I just think this sounds very elegant

https://en.wikipedia.org/wiki/Plan_9_from_Bell_Labs#/net

> Plan 9 does not have specialised system calls or ioctls for accessing the networking stack or networking hardware. Instead, the /net file system is used. Network connections are controlled by reading and writing control messages to control files. Sub-directories such as /net/tcp and /net/udp are used as an interface to their respective protocols.

> Combining the design concepts

> Though interesting on their own, the design concepts of Plan 9 were supposed to be most useful when combined. For example, to implement a network address translation (NAT) server, a union directory can be created, overlaying the router's /net directory tree with its own /net. Similarly, a virtual private network (VPN) can be implemented by overlaying in a union directory a /net hierarchy from a remote gateway, using secured 9P over the public Internet. A union directory with the /net hierarchy and filters can be used to sandbox an untrusted application or to implement a firewall.[43] In the same manner, a distributed computing network can be composed with a union directory of /proc hierarchies from remote hosts, which allows interacting with them as if they are local.

> When used together, these features allow for assembling a complex distributed computing environment by reusing the existing hierarchical name system

I remember first setting up NAT or IP masquerading around 1998. It seemed like an ugly hack and some custom protocols did not work.

I use a bunch of VPNs now and it still seems like a hack.

The Plan 9 way just seems very clean although you now have to secure the server more strongly because you are exporting filesystems from it and others are mounting it.

> The Plan 9 way just seems very clean although you now have to secure the server more strongly because you are exporting filesystems from it and others are mounting it.

With that I mind I wish (the standard Unix gripe!) 9P had a more complex permissions model... 9P's flexibility and per-process namespaces get you a long way, but it's not a natural way to express them.

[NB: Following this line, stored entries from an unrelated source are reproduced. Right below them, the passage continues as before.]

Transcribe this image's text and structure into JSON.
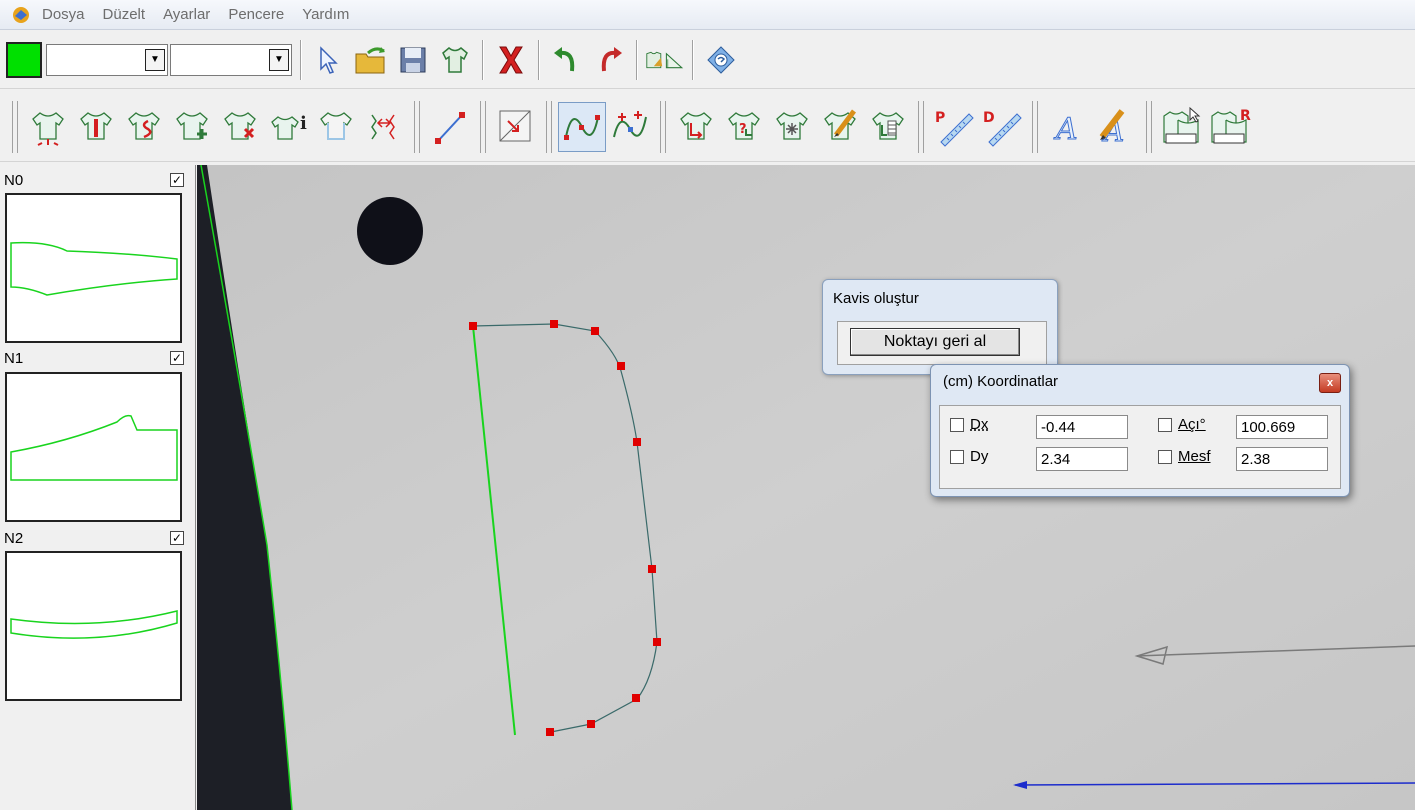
{
  "menu": {
    "items": [
      "Dosya",
      "Düzelt",
      "Ayarlar",
      "Pencere",
      "Yardım"
    ]
  },
  "toolbar1": {
    "color_swatch": "#00e000",
    "combo1_value": "",
    "combo2_value": "",
    "icons": [
      "select-arrow-icon",
      "open-folder-icon",
      "save-icon",
      "shirt-icon",
      "delete-x-icon",
      "undo-icon",
      "redo-icon",
      "measure-icon",
      "info-icon"
    ]
  },
  "toolbar2": {
    "icons": [
      "piece-new-icon",
      "piece-split-icon",
      "piece-curve-icon",
      "piece-add-icon",
      "piece-delete-icon",
      "piece-info-icon",
      "piece-outline-icon",
      "piece-mirror-icon",
      "line-icon",
      "scale-icon",
      "curve-icon",
      "curve-points-icon",
      "notch-icon",
      "notch-query-icon",
      "notch-delete-icon",
      "notch-edit-icon",
      "notch-table-icon",
      "ruler-p-icon",
      "ruler-d-icon",
      "text-icon",
      "text-edit-icon",
      "dxdy-point-icon",
      "dxdy-r-icon"
    ],
    "ruler_p": "P",
    "ruler_d": "D",
    "dxdy_r": "R"
  },
  "pieces": [
    {
      "label": "N0",
      "checked": true
    },
    {
      "label": "N1",
      "checked": true
    },
    {
      "label": "N2",
      "checked": true
    }
  ],
  "kavis_dialog": {
    "title": "Kavis oluştur",
    "button": "Noktayı geri al"
  },
  "koordinatlar_dialog": {
    "title": "(cm) Koordinatlar",
    "close": "x",
    "dx_label": "Dx",
    "dx_value": "-0.44",
    "dy_label": "Dy",
    "dy_value": "2.34",
    "aci_label": "Açı°",
    "aci_value": "100.669",
    "mesf_label": "Mesf",
    "mesf_value": "2.38"
  },
  "colors": {
    "piece_outline": "#19d41e",
    "curve_point": "#e00000",
    "curve_line": "#3a6a6a",
    "arrow_blue": "#1c2ccc"
  }
}
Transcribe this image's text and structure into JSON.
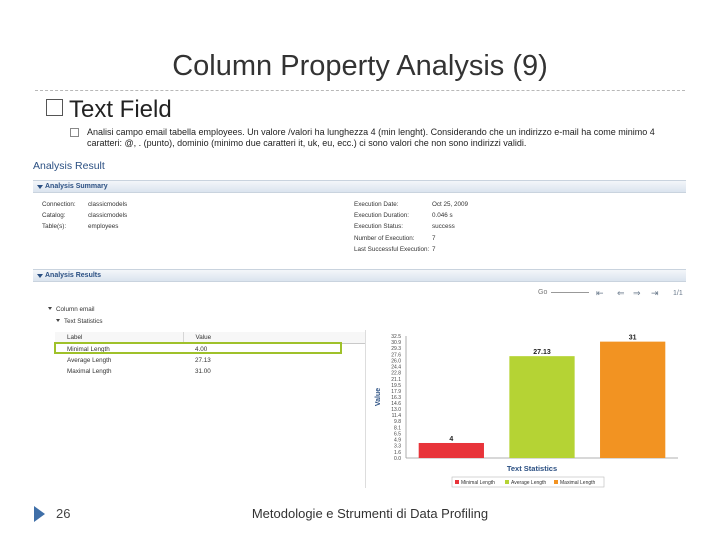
{
  "slide": {
    "title": "Column Property Analysis (9)",
    "heading": "Text Field",
    "bullet": "Analisi campo email tabella employees. Un valore /valori ha lunghezza 4 (min lenght). Considerando che un indirizzo e-mail ha come minimo 4 caratteri: @, . (punto), dominio (minimo due caratteri it, uk, eu, ecc.) ci sono valori che non sono indirizzi validi.",
    "page_number": "26",
    "footer": "Metodologie e Strumenti di Data Profiling"
  },
  "screenshot": {
    "title": "Analysis Result",
    "summary": {
      "header": "Analysis Summary",
      "left": [
        {
          "key": "Connection:",
          "value": "classicmodels"
        },
        {
          "key": "Catalog:",
          "value": "classicmodels"
        },
        {
          "key": "Table(s):",
          "value": "employees"
        }
      ],
      "right": [
        {
          "key": "Execution Date:",
          "value": "Oct 25, 2009"
        },
        {
          "key": "Execution Duration:",
          "value": "0.046 s"
        },
        {
          "key": "Execution Status:",
          "value": "success"
        },
        {
          "key": "Number of Execution:",
          "value": "7"
        },
        {
          "key": "Last Successful Execution:",
          "value": "7"
        }
      ]
    },
    "results": {
      "header": "Analysis Results",
      "nav_label": "Go",
      "nav_page": "1/1",
      "column_node": "Column email",
      "stat_node": "Text Statistics",
      "table": {
        "headers": [
          "Label",
          "Value"
        ],
        "rows": [
          {
            "label": "Minimal Length",
            "value": "4.00"
          },
          {
            "label": "Average Length",
            "value": "27.13"
          },
          {
            "label": "Maximal Length",
            "value": "31.00"
          }
        ]
      }
    }
  },
  "chart_data": {
    "type": "bar",
    "title": "Text Statistics",
    "ylabel": "Value",
    "categories": [
      "Minimal Length",
      "Average Length",
      "Maximal Length"
    ],
    "values": [
      4,
      27.13,
      31
    ],
    "value_labels": [
      "4",
      "27.13",
      "31"
    ],
    "legend": [
      "Minimal Length",
      "Average Length",
      "Maximal Length"
    ],
    "colors": [
      "#e8343a",
      "#b5d334",
      "#f29322"
    ],
    "yticks": [
      "0.0",
      "1.6",
      "3.3",
      "4.9",
      "6.5",
      "8.1",
      "9.8",
      "11.4",
      "13.0",
      "14.6",
      "16.3",
      "17.9",
      "19.5",
      "21.1",
      "22.8",
      "24.4",
      "26.0",
      "27.6",
      "29.3",
      "30.9",
      "32.5"
    ],
    "ylim": [
      0,
      32.5
    ],
    "legend_position": "bottom"
  }
}
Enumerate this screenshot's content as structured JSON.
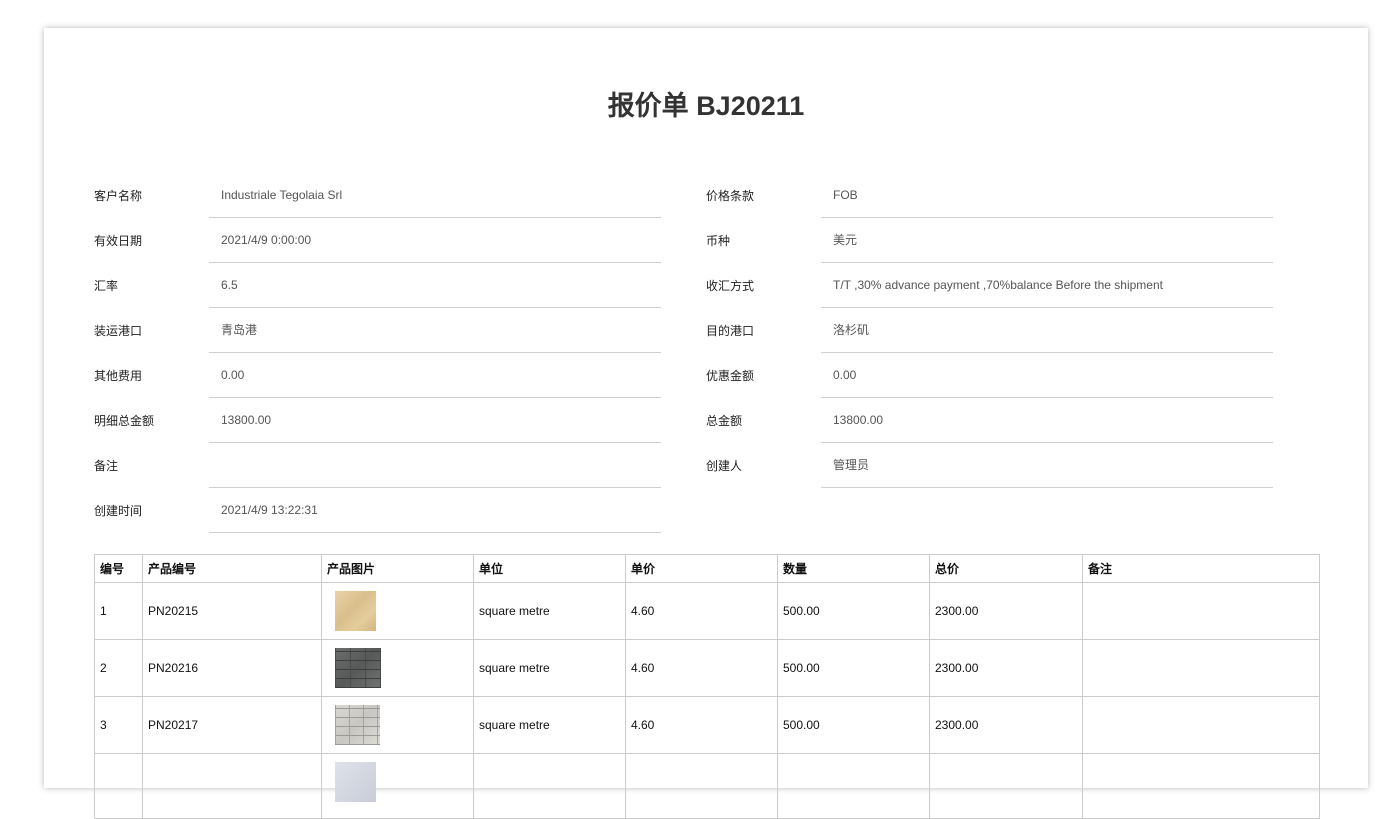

> The Plan 9 way just seems very clean although you now have to secure the server more strongly because you are exporting filesystems from it and others are mounting it.

aye. this was my first thought too. I seem to recall older Windows doing something like the same thing -- e.g. internet controls tied to the same system as the files -- and that's how we got the 90s-2000s malware 'asplosion.

Clean doesn't mean easy to use. I've worked with a system before that had a very clean, elegant design (message-passing/mailboxes), easy to implement, easy to apply security measures to, small, efficient, everything you could ask for, and pretty much the first thing anyone who used it did was write a set of wrappers for it to make it look and feel more natural.

  • Plan 9 does that, e.g. dial(2) to do the /net dance. ("2" here actually means something like "3plan9".)

> I just think this sounds very elegant

Where the elegance starts to fade for me is when you see all the ad hoc syntaxes for specifying what ta connect to and what to mount. I have no love for tcp!10.0.0.1!80 or #c or #I. I want to move away from parsing strings in trusted code, especially when that code is C.

I also have no love for "read a magic file to have a new connection added to your process".

9P is neat but utterly unprepared for modern day use where caching is crucial for performance.